Prominente „Berliner Schnuppen“ gratulieren zum Jubiläum
Kuchen und Konfetti: Morgen erscheint die 2000. Folge der „Berliner Schnuppen“ von Comic-Genie (und Ukulele-Virtuosin) Naomi Fearn. Zum Jubiläum haben wir die prominentesten Schnuppen gefragt, was Sie von sich selbst als Comic-Figuren halten. Die Antworten sind fast so herzerwärmend wie die Schnuppen selbst. Zunächst ein Grußwort des Regierenden Kai Wegner (CDU): „Die Berliner Schnuppen bringen mich häufig zum Schmunzeln – jedes Mitglied des Senats ist gut wiederzuerkennen. Mit guter Laune und Zuversicht in den Tag zu starten – das sollte uns allen ein Anliegen sein.“
Hier eine (leicht gekürzte) Auswahl der Fan-Zuschriften:
Was halten Sie von sich selbst als „Berliner Schnuppe“?
Franziska Giffey (SPD): „Die Berliner Schnuppen bringen mich regelmäßig zum Lachen, auch über mich selbst und über Situationen, die ich nur allzu gut kenne. Naomi Fearn ist wirklich eine Meisterin ihres Fachs.“
Stefan Evers (CDU): „Optisch hätte ich Einwände. Inhaltlich erkenne ich mich durchaus wieder.“
Katharina Günther-Wünsch (CDU): „Ich musste schmunzeln. Die Darstellung wirkt aufmerksam beobachtet und mit einem feinen Humor.“
Engelbert Lütke Daldrup (BER-Flüsterer): „Finde mich sehr gut getroffen. Nutze die ‚Schnuppe‘ sogar als Profilbild!“
Lorenz Maroldt (Checkpoint-Mastermind): „Ich habe ganz neue Saiten an mir entdeckt. Lieber von Naomi als vom Leben gezeichnet!“
Kevin (Chef-Wildschwein): „Es gibt ein Sein jenseits der Schnuppen?“
Was haben Sie gedacht, als Sie sich selbst zum ersten Mal entdeckt haben?
Franziska Giffey: „Wenn man es geschafft hat, eine Comic-Figur zu werden, ist das ein Ritterschlag.
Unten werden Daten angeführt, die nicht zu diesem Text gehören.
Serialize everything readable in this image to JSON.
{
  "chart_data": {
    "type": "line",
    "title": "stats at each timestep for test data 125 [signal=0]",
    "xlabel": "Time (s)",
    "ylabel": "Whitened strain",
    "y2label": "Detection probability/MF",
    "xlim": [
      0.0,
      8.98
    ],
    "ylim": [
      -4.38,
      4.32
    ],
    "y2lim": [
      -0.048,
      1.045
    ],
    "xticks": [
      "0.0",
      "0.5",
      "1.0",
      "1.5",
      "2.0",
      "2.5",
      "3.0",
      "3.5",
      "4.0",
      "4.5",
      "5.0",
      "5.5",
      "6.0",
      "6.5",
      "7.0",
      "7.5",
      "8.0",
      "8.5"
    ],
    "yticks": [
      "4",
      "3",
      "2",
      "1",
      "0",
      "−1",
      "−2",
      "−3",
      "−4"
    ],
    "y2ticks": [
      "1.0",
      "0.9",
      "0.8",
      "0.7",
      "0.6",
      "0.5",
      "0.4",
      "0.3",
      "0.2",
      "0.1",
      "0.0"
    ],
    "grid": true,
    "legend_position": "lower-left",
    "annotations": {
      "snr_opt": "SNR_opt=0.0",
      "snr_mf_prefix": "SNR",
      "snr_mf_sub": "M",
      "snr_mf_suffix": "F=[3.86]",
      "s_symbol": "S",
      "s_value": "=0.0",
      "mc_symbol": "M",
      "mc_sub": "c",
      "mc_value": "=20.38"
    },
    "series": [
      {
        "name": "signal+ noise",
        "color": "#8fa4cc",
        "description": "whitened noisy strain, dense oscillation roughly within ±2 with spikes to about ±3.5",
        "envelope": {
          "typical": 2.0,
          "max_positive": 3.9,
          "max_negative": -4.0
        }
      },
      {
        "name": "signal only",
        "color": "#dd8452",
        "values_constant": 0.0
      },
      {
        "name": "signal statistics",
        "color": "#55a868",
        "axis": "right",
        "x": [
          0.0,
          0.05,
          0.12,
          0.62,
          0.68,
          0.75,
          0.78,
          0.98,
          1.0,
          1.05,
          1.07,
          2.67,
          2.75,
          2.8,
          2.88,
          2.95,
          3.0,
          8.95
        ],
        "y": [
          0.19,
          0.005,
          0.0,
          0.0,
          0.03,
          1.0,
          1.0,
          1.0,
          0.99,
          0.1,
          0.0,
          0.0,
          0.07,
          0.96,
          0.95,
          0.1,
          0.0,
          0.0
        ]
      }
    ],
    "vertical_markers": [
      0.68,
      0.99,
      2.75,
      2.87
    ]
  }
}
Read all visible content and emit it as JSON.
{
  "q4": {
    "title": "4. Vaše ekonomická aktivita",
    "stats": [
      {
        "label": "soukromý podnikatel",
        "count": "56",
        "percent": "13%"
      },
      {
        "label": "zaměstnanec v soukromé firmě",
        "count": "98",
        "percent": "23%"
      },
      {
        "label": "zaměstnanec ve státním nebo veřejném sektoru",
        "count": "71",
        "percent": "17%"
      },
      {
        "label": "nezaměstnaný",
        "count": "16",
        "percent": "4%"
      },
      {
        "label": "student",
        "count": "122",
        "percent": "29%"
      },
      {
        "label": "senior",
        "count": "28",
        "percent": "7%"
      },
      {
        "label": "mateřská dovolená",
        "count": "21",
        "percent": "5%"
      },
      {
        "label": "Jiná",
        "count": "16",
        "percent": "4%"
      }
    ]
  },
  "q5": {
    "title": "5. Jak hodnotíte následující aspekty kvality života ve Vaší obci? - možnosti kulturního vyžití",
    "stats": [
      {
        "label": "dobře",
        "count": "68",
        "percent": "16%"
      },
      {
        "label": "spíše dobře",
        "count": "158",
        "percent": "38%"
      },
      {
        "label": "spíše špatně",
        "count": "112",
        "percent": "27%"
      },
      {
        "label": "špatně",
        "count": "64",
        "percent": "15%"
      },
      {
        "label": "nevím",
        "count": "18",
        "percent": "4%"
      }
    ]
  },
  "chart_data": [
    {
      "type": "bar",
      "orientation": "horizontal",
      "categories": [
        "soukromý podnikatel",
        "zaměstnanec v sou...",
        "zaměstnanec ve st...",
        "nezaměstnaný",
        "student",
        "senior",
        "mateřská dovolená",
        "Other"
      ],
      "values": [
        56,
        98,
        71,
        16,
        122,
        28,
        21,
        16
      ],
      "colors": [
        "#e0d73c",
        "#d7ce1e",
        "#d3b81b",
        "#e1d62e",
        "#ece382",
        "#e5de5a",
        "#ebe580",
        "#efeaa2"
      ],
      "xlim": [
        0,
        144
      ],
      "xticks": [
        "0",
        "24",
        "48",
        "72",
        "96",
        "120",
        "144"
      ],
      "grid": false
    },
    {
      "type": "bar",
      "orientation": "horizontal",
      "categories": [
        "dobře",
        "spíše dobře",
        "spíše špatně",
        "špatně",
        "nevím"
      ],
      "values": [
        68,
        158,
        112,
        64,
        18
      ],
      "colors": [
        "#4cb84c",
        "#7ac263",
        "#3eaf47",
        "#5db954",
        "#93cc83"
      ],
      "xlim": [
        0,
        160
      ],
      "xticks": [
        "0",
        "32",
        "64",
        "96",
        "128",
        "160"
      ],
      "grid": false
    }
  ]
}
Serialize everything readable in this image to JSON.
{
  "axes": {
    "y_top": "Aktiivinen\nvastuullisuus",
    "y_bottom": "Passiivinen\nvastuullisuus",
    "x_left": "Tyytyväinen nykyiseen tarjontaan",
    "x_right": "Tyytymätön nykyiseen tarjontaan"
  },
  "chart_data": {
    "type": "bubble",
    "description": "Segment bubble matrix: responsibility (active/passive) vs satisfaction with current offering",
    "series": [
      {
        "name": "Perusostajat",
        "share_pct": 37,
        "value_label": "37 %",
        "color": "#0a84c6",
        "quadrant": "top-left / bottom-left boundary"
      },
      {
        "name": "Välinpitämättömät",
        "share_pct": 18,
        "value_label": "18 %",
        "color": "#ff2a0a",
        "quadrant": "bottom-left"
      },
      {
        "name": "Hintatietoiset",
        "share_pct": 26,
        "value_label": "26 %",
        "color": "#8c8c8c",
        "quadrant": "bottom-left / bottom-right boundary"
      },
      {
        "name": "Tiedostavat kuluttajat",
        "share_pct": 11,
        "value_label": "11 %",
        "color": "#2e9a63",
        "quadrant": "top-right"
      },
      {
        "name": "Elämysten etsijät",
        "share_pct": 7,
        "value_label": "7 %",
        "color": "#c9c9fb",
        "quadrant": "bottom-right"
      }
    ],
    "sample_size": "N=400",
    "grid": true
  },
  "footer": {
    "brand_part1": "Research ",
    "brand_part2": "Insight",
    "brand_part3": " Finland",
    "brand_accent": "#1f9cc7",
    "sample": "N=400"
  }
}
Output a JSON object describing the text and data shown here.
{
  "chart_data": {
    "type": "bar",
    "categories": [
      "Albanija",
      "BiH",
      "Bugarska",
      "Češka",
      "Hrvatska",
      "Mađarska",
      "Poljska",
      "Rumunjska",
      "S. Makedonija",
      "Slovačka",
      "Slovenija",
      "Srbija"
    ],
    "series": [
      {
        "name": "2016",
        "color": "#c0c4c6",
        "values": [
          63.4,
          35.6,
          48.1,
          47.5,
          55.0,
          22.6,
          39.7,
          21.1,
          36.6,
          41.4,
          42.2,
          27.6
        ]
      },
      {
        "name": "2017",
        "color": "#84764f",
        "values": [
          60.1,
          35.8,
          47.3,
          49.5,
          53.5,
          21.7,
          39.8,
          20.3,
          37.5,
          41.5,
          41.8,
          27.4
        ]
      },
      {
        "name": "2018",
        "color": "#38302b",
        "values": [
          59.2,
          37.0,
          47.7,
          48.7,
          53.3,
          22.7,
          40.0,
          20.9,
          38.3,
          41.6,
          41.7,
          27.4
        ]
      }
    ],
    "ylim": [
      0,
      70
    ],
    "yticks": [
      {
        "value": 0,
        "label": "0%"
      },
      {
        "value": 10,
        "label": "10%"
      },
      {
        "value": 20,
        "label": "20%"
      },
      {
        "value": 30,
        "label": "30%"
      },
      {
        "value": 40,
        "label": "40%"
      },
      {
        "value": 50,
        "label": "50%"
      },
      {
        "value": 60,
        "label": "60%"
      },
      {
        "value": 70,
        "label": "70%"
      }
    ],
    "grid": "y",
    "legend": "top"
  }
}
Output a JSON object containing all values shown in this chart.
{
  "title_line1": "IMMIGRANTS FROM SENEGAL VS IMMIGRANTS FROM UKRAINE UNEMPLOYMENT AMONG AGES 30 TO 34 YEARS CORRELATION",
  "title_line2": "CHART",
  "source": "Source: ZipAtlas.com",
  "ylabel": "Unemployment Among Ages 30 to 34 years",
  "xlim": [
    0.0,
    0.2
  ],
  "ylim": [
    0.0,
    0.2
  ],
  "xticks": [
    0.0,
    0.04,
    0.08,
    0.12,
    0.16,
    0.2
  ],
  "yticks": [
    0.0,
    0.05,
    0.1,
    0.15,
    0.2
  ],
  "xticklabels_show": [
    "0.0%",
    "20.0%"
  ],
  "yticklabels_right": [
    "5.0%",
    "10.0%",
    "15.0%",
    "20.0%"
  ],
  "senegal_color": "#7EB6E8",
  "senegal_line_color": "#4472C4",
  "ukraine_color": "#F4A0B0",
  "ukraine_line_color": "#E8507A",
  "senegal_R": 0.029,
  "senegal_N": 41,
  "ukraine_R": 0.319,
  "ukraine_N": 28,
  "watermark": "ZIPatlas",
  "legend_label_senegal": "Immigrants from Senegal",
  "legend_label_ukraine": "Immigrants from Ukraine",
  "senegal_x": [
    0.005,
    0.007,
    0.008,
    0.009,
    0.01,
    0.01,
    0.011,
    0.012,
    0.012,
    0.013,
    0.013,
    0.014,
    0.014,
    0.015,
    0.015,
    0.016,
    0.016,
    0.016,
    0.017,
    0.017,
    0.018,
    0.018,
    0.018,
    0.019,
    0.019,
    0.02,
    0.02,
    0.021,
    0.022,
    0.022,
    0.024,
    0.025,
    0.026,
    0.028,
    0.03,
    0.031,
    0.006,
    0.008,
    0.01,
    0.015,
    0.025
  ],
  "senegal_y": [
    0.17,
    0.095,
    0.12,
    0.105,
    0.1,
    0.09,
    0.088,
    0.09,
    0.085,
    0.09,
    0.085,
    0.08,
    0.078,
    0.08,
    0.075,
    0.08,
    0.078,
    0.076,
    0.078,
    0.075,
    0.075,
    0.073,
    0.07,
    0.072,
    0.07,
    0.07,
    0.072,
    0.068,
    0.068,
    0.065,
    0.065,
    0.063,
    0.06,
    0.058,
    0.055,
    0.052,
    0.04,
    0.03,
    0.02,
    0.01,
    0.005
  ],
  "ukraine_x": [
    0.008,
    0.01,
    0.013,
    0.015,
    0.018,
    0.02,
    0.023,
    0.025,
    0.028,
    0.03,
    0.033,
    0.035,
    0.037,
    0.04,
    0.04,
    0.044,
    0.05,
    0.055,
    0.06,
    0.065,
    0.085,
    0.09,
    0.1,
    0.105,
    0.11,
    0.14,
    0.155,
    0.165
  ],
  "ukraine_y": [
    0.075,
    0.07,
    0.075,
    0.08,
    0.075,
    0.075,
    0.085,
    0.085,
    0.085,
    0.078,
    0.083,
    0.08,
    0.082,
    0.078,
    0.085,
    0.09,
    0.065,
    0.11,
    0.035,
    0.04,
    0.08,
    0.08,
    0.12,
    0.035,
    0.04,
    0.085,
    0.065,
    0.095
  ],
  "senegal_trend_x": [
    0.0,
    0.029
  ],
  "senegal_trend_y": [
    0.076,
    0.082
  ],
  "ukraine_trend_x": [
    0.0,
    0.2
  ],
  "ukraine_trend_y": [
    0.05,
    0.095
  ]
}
Und dann noch Berliner Schnuppe – einfach großartig.“
Stefan Evers: „Das soll ich sein?“
Klaus Lederer (parteilos): „Das hätte ich ja nicht gedacht, dass mir das mal passieren würde...“
Engelbert Lütke Daldrup: „Das war wohl ein Comic zum BER. Trotz des kritischen Inhalts hat er mich amüsiert.“
Lorenz Maroldt: „Jetzt habe ich alles erreicht.“
Kevin: „Klar hatte ich Bedenken wegen der Privatsphäre. Die Rampensau in mir zerstreute die aber schnell.“
Über welchen Comic haben Sie sich besonders gefreut oder geärgert haben?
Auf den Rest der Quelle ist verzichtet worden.